The first application of fertilizer in the spring will have a lasting effect on how the lawn prospers into the summer months. “That first treatment, no matter where you live,” says Vic Yeandel of TruGreen in Memphis, Tennessee, “is really about bringing the lawn out of dormancy and dealing with potential weed problems.”

Just as important as when you apply the fertilizer is how you apply the product. “It’s critically important that you apply it properly,” says Hoopes. “It doesn’t matter how high the quality of the product you buy if you do not apply it right. A lot of people don’t understand this and are not very skillful at fertilizer application.”

Using a properly calibrated professional rotary spreader ensures that you apply the fertilizer at the correct rate. The spreader should have come with a calibration gauge, but if not, there’s a simple way to check that it’s working properly. You take a measured amount of fertilizer to cover a predictable number of square feet, run it through the spreader, and see if it’s being applied accurately. If not, make the proper adjustments necessary to lay down the right amount of product.

You also want to make sure that when applying the fertilizer mix, you properly overlap from one pass to the next to avoid streaking the lawn. Otherwise it will end up looking like the American flag!
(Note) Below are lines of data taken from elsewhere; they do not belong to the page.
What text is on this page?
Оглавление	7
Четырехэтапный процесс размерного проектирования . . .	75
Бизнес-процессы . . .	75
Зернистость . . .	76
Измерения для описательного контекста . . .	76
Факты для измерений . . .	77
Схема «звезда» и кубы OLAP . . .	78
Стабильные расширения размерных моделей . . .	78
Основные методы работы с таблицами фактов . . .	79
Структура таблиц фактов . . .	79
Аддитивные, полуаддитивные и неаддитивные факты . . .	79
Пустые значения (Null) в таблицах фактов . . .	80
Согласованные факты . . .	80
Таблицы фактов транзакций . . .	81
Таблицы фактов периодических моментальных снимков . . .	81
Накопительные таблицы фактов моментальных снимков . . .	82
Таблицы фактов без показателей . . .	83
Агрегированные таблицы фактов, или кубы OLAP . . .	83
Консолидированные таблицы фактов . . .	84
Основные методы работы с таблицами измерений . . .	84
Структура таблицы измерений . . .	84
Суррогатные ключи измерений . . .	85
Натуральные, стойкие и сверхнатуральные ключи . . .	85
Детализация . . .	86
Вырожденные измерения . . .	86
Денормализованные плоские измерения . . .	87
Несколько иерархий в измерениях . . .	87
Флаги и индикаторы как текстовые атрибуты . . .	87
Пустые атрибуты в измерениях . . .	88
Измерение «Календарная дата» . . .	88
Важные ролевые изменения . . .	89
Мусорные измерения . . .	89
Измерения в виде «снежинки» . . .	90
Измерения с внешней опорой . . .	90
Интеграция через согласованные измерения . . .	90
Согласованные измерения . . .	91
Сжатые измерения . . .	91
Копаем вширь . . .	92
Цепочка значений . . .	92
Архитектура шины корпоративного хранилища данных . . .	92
You also need to be very thorough when making the bordering pass around curbs and driveways, because that’s where the turf usually is thinnest and where the weeds and crabgrass come in first.
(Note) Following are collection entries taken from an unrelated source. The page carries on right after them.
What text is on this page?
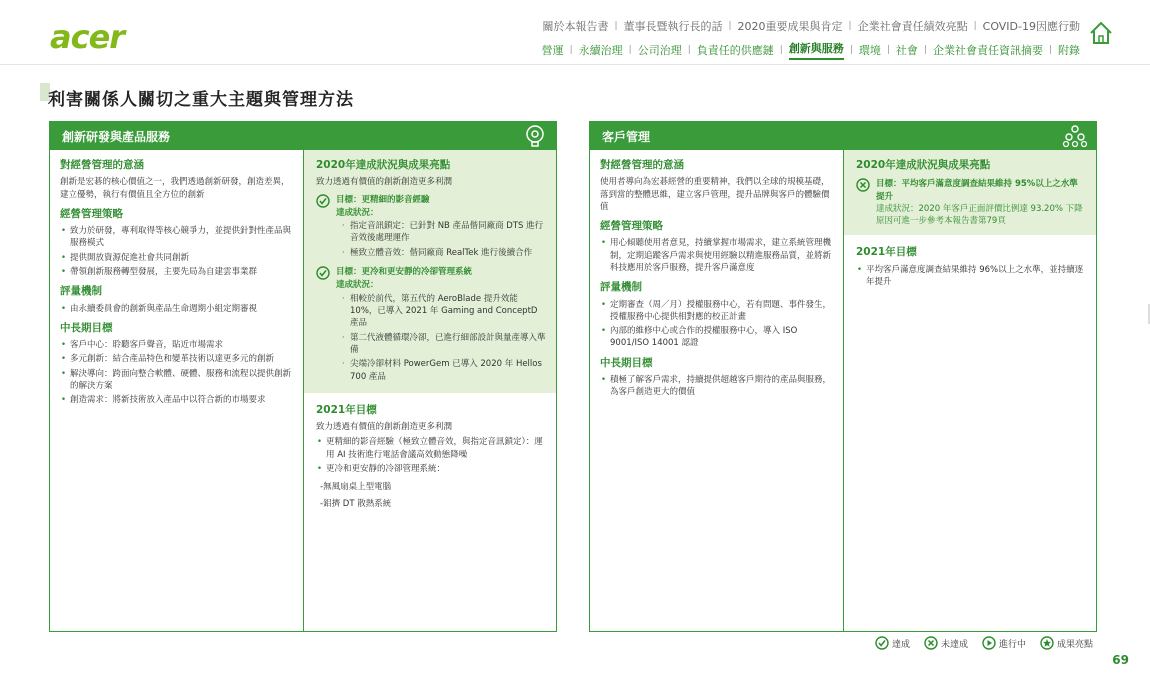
acer	關於本報告書 | 董事長暨執行長的話 | 2020重要成果與肯定 | 企業社會責任績效亮點 | COVID-19因應行動
營運 | 永續治理 | 公司治理 | 負責任的供應鏈 | 創新與服務 | 環境 | 社會 | 企業社會責任資訊摘要 | 附錄
利害關係人關切之重大主題與管理方法
創新研發與產品服務
對經營管理的意涵
創新是宏碁的核心價值之一，我們透過創新研發，創造差異，建立優勢，執行有價值且全方位的創新
經營管理策略
• 致力於研發，專利取得等核心競爭力，並提供針對性產品與服務模式
• 提供開放資源促進社會共同創新
• 帶領創新服務轉型發展，主要先局為自建雲事業群
評量機制
• 由永續委員會的創新與產品生命週期小組定期審視
中長期目標
• 客戶中心：聆聽客戶聲音，貼近市場需求
• 多元創新：結合產品特色和變革技術以達更多元的創新
• 解決導向：跨面向整合軟體、硬體、服務和流程以提供創新的解決方案
• 創造需求：將新技術放入產品中以符合新的市場要求
2020年達成狀況與成果亮點
致力透過有價值的創新創造更多利潤
目標：更精細的影音經驗
達成狀況：
‧ 指定音訊鎖定：已針對 NB 產品偕同廠商 DTS 進行音效後處理運作
‧ 極致立體音效：偕同廠商 RealTek 進行後續合作
目標：更冷和更安靜的冷卻管理系統
達成狀況：
‧ 相較於前代，第五代的 AeroBlade 提升效能 10%，已導入 2021 年 Gaming and ConceptD 產品
‧ 第二代液體循環冷卻，已進行細部設計與量產導入準備
‧ 尖端冷卻材料 PowerGem 已導入 2020 年 Hellos 700 產品
2021年目標
致力透過有價值的創新創造更多利潤
• 更精細的影音經驗（極致立體音效，與指定音訊鎖定）：運用 AI 技術進行電話會議高效動態降噪
• 更冷和更安靜的冷卻管理系統：
-無風扇桌上型電腦
-鋁擠 DT 散熱系統
客戶管理
對經營管理的意涵
使用者導向為宏碁經營的重要精神，我們以全球的規模基礎，落到當的整體思維，建立客戶管理，提升品牌與客戶的體驗價值
經營管理策略
• 用心傾聽使用者意見，持續掌握市場需求，建立系統管理機制，定期追蹤客戶需求與使用經驗以精進服務品質，並將新科技應用於客戶服務，提升客戶滿意度
評量機制
• 定期審查（周／月）授權服務中心，若有問題、事件發生，授權服務中心提供相對應的校正計畫
• 內部的維修中心或合作的授權服務中心，導入 ISO 9001/ISO 14001 認證
中長期目標
• 積極了解客戶需求，持續提供超越客戶期待的產品與服務，為客戶創造更大的價值
2020年達成狀況與成果亮點
目標：平均客戶滿意度調查結果維持 95%以上之水準提升
達成狀況：2020 年客戶正面評價比例達 93.20% 下降原因可進一步參考本報告書第79頁
2021年目標
• 平均客戶滿意度調查結果維持 96%以上之水準，並持續逐年提升
達成	未達成	進行中	成果亮點
69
An important consideration is whether to use a quick release or slow release fertilizer. A quick release fertilizer supplies nitrogen to the soil soon after application and produces a rapid response in turf growth and color. A slow release fertilizer depends on the soil process to gradually release the nitrogen. The rate of release is affected by soil temperature, moisture and activity of soil micro-organisms. Generally speaking, slow release fertilizers can be applied at a higher rate with a lower leaf burn potential.
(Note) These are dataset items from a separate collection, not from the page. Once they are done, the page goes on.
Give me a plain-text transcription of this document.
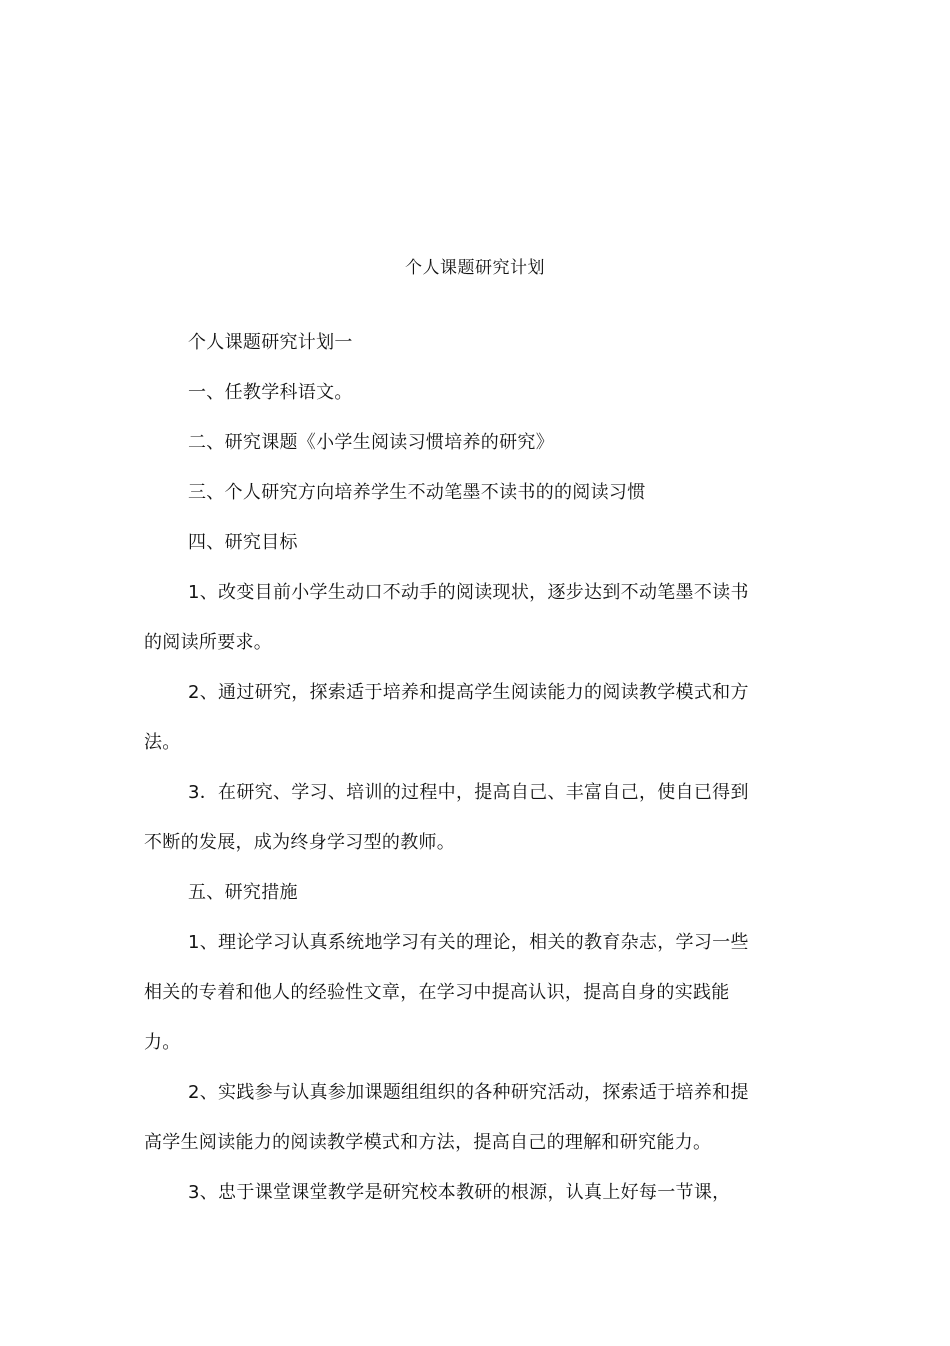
个人课题研究计划

个人课题研究计划一

一、任教学科语文。

二、研究课题《小学生阅读习惯培养的研究》

三、个人研究方向培养学生不动笔墨不读书的的阅读习惯

四、研究目标

1、改变目前小学生动口不动手的阅读现状，逐步达到不动笔墨不读书的阅读所要求。

2、通过研究，探索适于培养和提高学生阅读能力的阅读教学模式和方法。

3．在研究、学习、培训的过程中，提高自己、丰富自己，使自已得到不断的发展，成为终身学习型的教师。

五、研究措施

1、理论学习认真系统地学习有关的理论，相关的教育杂志，学习一些相关的专着和他人的经验性文章，在学习中提高认识，提高自身的实践能力。

2、实践参与认真参加课题组组织的各种研究活动，探索适于培养和提高学生阅读能力的阅读教学模式和方法，提高自己的理解和研究能力。

3、忠于课堂课堂教学是研究校本教研的根源，认真上好每一节课，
“If you’re using a completely water soluble, or quick releasing fertilizer,” says Hoopes, “then all the nitrogen is going to be released into the turf in a few days. In addition, you run the risk that the grass will grow like crazy, and go through what we call ‘luxury consumption and surge growth.’ You’re growing the blades at a very rapid rate, which will cause excess mowing, and over time can thin out the root system.”

Unless you need that quick growth spurt, it’s probably best to use a fertilizer with a blend of quick and slow release properties that release nitrogen predictably over a period of weeks. While that first application of fertilizer is important, it is only the beginning of the work that’s ahead of you as a landscape maintenance professional.

“When you talk about the preparation and transition of a client’s landscape from the dormancy stages to spring,” says Yeandel, “it’s really about the right mix of fertilization and weed control. After that, additional treatments are necessary.”

“Throughout the year, different application techniques are used,” says Yeandel. “In the summer, with less moisture, granular fertilizer can be really good because the moisture at lower levels can evenly disperse fertilization or weed controls. Different grass types, different regions of the country, as well as different weather patterns determine the necessity of what application is used.”

Ultimately, it’s not just about the application techniques, but also knowing what you’re doing. On an average, experts recommend a six application program throughout the year, with each application differing in methodology, chemistry, fertilization and weed control, depending upon the weather conditions and time of year.

“What I’m concerned about are people who get into this business and portray themselves as lawn care professionals when they’re not,” says Hoopes. “If they want to do this, they should join the Professional Landcare Network (PLANET). They should involve themselves in training, take one of their certification courses, and then go out and do it.”

“The people who present themselves as experts and are not, give the industry a bad name. There’s more to this than just throwing some fertilizer around. We do not want amateurs in this business. If we do anything to harm the environment, we are dead ducks. The environment is too important.”